We stepped off the pavement together.
“The great problem,” he went on, “is to understand thoroughly the nature of the curse.”
“That’s not very difficult, I think.”
“I think so too,” he agreed with me, and his readiness, strangely enough, did not make him less enigmatical in the least.
“A curse is an evil spell,” I tried him again. “And the important, the great problem, is to find the means to break it.”
“Yes. To find the means.”
That was also an assent, but he seemed to be thinking of something else. We had crossed diagonally the open space before the theatre, and began to descend a broad, sparely frequented street in the direction of one of the smaller bridges. He kept on by my side without speaking for a long time.

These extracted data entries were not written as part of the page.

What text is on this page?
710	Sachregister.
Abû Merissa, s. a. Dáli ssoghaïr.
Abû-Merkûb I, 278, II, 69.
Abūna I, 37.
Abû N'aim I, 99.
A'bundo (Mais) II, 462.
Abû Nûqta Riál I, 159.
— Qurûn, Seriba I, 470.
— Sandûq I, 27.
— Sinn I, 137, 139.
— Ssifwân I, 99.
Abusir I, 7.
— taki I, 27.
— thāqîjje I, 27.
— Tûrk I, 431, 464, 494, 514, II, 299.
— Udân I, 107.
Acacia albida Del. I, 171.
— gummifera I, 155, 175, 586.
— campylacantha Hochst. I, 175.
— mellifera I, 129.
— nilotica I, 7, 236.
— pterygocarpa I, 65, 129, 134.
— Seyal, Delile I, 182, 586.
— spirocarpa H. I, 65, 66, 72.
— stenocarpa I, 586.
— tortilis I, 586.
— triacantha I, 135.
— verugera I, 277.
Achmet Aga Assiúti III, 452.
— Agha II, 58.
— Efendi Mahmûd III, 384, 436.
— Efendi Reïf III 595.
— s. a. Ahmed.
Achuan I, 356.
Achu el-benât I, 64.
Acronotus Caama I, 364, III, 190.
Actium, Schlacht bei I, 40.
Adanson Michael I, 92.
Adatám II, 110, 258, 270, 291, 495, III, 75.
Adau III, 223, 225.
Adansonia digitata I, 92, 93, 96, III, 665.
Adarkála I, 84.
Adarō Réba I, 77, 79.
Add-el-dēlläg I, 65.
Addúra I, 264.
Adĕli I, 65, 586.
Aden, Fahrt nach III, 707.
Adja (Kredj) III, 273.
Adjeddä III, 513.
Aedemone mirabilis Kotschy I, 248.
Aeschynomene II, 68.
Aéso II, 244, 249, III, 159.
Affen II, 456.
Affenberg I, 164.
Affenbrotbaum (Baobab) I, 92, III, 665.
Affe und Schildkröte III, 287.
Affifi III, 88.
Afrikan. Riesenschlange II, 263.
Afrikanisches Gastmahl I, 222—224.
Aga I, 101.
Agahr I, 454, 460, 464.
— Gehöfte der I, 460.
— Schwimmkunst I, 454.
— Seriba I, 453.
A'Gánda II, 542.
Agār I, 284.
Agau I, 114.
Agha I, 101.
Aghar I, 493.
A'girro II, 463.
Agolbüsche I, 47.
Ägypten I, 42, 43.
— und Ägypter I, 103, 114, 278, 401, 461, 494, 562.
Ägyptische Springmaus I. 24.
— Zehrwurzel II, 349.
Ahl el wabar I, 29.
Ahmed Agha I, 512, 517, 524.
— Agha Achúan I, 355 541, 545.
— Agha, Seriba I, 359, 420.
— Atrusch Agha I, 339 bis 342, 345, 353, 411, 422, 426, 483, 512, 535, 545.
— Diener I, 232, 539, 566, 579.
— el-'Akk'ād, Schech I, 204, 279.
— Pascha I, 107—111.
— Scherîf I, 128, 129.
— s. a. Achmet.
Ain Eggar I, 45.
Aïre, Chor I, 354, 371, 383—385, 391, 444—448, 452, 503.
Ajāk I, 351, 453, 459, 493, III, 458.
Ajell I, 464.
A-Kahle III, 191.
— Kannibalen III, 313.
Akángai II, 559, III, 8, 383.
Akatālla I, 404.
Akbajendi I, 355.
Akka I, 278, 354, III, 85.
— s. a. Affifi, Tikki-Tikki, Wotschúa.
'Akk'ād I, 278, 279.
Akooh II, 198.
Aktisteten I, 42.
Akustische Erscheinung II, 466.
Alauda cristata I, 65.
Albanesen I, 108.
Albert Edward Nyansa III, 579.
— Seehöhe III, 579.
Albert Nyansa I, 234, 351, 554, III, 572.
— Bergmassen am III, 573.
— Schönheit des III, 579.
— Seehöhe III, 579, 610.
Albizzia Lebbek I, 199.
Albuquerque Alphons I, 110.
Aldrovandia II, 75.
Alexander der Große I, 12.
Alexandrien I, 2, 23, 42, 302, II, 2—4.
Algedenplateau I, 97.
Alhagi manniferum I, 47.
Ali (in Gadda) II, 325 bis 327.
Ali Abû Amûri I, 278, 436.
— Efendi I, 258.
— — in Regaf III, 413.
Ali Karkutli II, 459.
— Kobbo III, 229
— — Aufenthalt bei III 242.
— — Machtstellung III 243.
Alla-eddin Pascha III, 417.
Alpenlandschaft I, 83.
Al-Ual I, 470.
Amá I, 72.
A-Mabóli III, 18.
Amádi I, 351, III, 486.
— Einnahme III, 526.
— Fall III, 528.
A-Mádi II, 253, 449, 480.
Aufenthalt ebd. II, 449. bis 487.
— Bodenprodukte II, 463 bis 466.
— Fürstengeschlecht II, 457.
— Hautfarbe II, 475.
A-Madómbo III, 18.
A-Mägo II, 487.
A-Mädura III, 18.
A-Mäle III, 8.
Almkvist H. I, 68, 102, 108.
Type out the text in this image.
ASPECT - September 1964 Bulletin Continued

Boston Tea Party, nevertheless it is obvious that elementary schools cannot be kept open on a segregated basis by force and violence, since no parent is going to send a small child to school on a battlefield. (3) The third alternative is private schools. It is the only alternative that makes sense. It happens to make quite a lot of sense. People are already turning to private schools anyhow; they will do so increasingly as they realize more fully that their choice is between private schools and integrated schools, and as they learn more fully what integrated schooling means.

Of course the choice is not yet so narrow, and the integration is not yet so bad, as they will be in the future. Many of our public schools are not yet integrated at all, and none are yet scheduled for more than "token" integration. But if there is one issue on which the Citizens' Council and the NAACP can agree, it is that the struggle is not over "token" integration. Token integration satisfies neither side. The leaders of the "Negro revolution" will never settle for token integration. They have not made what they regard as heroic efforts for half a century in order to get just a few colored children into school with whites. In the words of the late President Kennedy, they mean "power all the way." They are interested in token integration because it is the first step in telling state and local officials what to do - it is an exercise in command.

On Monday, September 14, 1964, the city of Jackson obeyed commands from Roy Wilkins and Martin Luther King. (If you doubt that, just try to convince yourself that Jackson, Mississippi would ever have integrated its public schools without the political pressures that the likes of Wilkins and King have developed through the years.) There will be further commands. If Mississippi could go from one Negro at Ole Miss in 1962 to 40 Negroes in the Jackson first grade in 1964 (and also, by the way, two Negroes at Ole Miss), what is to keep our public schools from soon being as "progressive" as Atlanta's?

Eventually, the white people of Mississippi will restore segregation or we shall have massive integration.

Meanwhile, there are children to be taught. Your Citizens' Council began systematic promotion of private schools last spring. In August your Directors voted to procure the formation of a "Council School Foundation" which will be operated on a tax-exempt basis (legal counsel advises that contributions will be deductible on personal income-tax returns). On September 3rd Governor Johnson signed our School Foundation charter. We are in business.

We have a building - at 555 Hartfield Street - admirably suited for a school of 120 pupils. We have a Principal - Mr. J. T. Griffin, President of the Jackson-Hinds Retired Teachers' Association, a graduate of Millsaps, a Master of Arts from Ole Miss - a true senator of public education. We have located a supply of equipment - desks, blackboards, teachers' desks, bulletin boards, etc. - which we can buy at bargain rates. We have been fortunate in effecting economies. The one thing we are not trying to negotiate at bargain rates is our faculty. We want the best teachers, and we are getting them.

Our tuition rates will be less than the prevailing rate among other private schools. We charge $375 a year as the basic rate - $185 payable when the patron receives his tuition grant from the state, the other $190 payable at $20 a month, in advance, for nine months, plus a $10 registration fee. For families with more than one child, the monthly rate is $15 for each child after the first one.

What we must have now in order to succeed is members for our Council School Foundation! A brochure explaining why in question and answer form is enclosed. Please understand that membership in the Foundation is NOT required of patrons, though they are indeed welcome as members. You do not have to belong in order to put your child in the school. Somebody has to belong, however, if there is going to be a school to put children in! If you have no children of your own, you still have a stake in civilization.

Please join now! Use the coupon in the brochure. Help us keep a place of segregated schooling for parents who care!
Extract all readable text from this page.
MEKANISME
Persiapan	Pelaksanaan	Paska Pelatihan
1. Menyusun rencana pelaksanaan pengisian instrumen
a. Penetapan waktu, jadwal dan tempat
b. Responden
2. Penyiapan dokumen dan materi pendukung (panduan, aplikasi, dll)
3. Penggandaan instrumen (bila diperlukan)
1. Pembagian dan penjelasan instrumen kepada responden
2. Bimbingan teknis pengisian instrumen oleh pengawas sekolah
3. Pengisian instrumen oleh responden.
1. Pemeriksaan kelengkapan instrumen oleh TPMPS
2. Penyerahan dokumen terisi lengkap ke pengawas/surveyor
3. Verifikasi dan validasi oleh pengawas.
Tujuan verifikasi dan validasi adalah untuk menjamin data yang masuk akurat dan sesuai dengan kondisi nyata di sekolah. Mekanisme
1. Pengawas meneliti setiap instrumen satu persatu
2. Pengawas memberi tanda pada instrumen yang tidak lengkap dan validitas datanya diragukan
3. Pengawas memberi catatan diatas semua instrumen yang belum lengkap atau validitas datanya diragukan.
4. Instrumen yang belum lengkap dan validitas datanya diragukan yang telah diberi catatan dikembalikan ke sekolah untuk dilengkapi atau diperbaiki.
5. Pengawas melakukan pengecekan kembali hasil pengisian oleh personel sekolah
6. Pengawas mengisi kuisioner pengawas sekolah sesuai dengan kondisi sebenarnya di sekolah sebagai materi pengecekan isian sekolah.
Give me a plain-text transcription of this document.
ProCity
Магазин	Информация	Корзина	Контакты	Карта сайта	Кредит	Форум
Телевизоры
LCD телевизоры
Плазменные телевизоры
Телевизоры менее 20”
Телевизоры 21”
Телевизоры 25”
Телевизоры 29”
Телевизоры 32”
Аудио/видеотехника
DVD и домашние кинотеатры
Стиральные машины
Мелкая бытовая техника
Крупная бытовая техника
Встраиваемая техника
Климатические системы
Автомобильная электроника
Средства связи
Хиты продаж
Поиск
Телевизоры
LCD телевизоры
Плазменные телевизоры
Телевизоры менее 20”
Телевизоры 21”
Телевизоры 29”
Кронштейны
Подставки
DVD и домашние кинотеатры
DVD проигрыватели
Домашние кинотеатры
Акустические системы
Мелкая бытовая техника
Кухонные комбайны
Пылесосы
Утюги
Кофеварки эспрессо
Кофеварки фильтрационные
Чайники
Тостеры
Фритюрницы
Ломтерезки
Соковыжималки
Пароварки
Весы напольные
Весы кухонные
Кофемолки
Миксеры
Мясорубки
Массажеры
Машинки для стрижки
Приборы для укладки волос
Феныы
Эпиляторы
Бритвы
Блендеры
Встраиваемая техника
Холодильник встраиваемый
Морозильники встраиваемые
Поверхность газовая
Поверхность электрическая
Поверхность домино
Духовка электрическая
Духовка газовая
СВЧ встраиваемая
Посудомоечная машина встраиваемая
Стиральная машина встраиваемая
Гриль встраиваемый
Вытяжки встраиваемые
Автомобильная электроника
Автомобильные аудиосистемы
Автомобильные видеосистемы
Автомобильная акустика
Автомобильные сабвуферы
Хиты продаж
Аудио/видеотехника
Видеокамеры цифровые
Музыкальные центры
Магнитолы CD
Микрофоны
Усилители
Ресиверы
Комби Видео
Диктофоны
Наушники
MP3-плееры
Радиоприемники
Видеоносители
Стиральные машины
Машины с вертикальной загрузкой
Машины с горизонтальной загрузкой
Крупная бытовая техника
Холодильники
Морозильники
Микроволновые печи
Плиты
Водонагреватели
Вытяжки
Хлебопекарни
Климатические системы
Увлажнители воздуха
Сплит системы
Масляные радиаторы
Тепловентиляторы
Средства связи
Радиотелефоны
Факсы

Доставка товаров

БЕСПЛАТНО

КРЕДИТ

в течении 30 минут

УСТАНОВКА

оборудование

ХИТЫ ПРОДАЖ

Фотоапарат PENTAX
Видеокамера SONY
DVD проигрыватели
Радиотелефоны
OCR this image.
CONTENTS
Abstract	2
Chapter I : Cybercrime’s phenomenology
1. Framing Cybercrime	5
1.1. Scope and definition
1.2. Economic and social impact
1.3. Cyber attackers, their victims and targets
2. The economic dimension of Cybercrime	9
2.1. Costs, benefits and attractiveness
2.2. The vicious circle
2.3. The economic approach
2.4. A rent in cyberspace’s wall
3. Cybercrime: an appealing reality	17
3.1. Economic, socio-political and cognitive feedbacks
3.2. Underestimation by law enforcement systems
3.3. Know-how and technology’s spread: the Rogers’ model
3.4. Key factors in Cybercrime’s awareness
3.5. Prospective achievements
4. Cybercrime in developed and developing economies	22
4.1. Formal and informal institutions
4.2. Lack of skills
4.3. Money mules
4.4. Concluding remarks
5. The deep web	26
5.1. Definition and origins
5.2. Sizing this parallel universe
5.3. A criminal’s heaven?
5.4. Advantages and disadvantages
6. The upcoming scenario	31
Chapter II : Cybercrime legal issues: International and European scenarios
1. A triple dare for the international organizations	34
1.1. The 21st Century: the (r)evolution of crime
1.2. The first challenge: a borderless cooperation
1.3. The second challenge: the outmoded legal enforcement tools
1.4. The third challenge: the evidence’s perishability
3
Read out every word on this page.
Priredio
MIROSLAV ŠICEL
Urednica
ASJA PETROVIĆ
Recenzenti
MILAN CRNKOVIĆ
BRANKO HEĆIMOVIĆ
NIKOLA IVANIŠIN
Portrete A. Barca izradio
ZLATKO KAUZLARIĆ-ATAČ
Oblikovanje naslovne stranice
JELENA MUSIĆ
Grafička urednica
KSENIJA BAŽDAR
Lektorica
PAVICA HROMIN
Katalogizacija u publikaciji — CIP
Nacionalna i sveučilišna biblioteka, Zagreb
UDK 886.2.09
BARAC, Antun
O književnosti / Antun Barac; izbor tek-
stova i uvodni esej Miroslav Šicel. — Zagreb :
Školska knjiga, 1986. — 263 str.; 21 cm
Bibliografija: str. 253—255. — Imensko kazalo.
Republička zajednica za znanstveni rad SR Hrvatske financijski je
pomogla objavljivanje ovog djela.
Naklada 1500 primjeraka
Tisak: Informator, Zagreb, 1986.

“You are not thinking of leaving Geneva soon?” I asked.
He was silent for so long that I began to think I had been indiscreet, and should get no answer at all. Yet on looking at him I almost believed that my question had caused him something in the nature of positive anguish. I detected it mainly in the clasping of his hands, in which he put a great force stealthily. Once, however, he had overcome that sort of agonizing hesitation sufficiently to tell me that he had no such intention, he became rather communicative—at least relatively to the former off-hand curtness of his speeches. The tone, too, was more amiable. He informed me that he intended to study and also to write. He went even so far as to tell me he had been to Stuttgart. Stuttgart, I was aware, was one of the revolutionary centres. The directing committee of one of the Russian parties (I can’t tell now which) was located in that town. It was there that he got into touch with the active work of the revolutionists outside Russia.